Perturbation of the plasma membrane or the release of calcium ions may bring about the activation of membrane-associated phospholipases. This leads to the genesis of prostaglandins, leukotrienes, and related eicosanoids, which then play a major role in local cellular regulation. Several drugs may initiate the prostaglandin cascade in their target tissues - either as a primary effect or be­cause of cellular disruption.

            3. Through Intracellular receptors: These recptors are located in the cytoplasm.
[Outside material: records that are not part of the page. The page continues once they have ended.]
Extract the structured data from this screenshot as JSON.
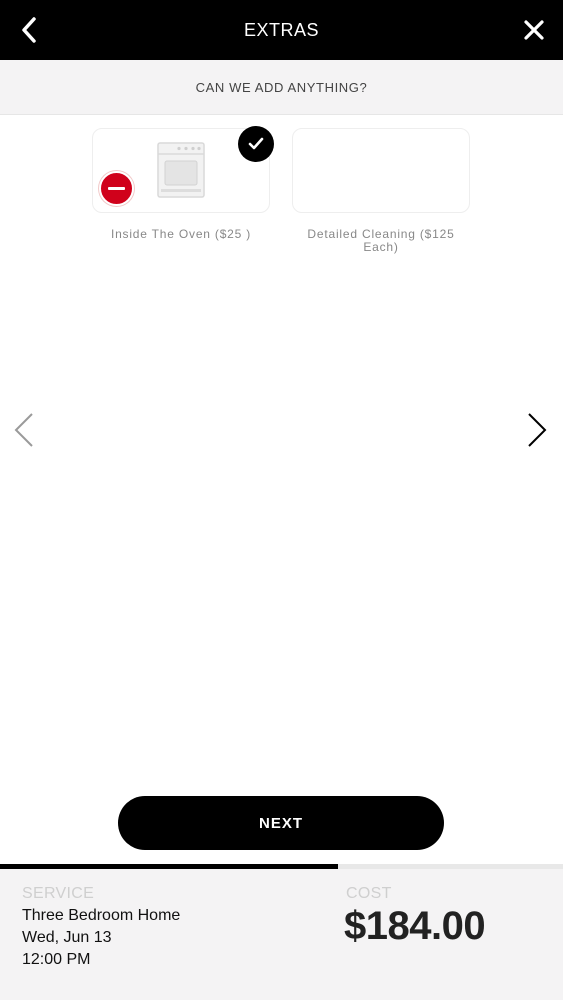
{
  "header": {
    "title": "EXTRAS",
    "back_icon": "chevron-left-icon",
    "close_icon": "close-icon"
  },
  "subheader": {
    "prompt": "CAN WE ADD ANYTHING?"
  },
  "extras": [
    {
      "label": "Inside The Oven ($25 )",
      "selected": true,
      "icon": "oven-icon"
    },
    {
      "label": "Detailed Cleaning ($125 Each)",
      "selected": false
    }
  ],
  "nav": {
    "prev_icon": "chevron-left-icon",
    "next_icon": "chevron-right-icon"
  },
  "actions": {
    "next_label": "NEXT"
  },
  "progress": {
    "fraction": 0.6
  },
  "summary": {
    "service_label": "SERVICE",
    "service_name": "Three Bedroom Home",
    "date": "Wed, Jun 13",
    "time": "12:00 PM",
    "cost_label": "COST",
    "cost_value": "$184.00"
  },
  "colors": {
    "header_bg": "#000000",
    "accent": "#000000",
    "remove": "#d0011b",
    "panel_bg": "#f4f3f4"
  }
}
These are activated by a group of hormones – Steroid hormones, T3 & T4 and Vit-D and their synthetic congeners that are highlylipid soluble and thus are able to cross the cellular plasma membrane. The steroid ligands bind with a measurable affinity to the cytoplasmic receptor protein and form stroid – receptor complex. Following some modi­fication, the steroid-receptor complex is converted to a form that is translocated to the nucleus, where binding of the steroid-protein complex to chromatin occurs. As a result, specific mRNA and proteins (enzymes) are synthesized, which then lead to the characteristic steroid-hormone-induced effects for the particu­lar tissue. All steroid hormones used as drugs exert their primary effects through this mechanism. Here the response time may range from minutes to hours because new proteins must be synthesized.  Effects may persist for hours to days.

Drugs are capable of either stimulating or inhibiting receptor-mediated ef­fects provided their molecular structure is analogous, at least in part, to the physiological ligands that usually interact with specific receptors. This is the basis of modern receptor theory.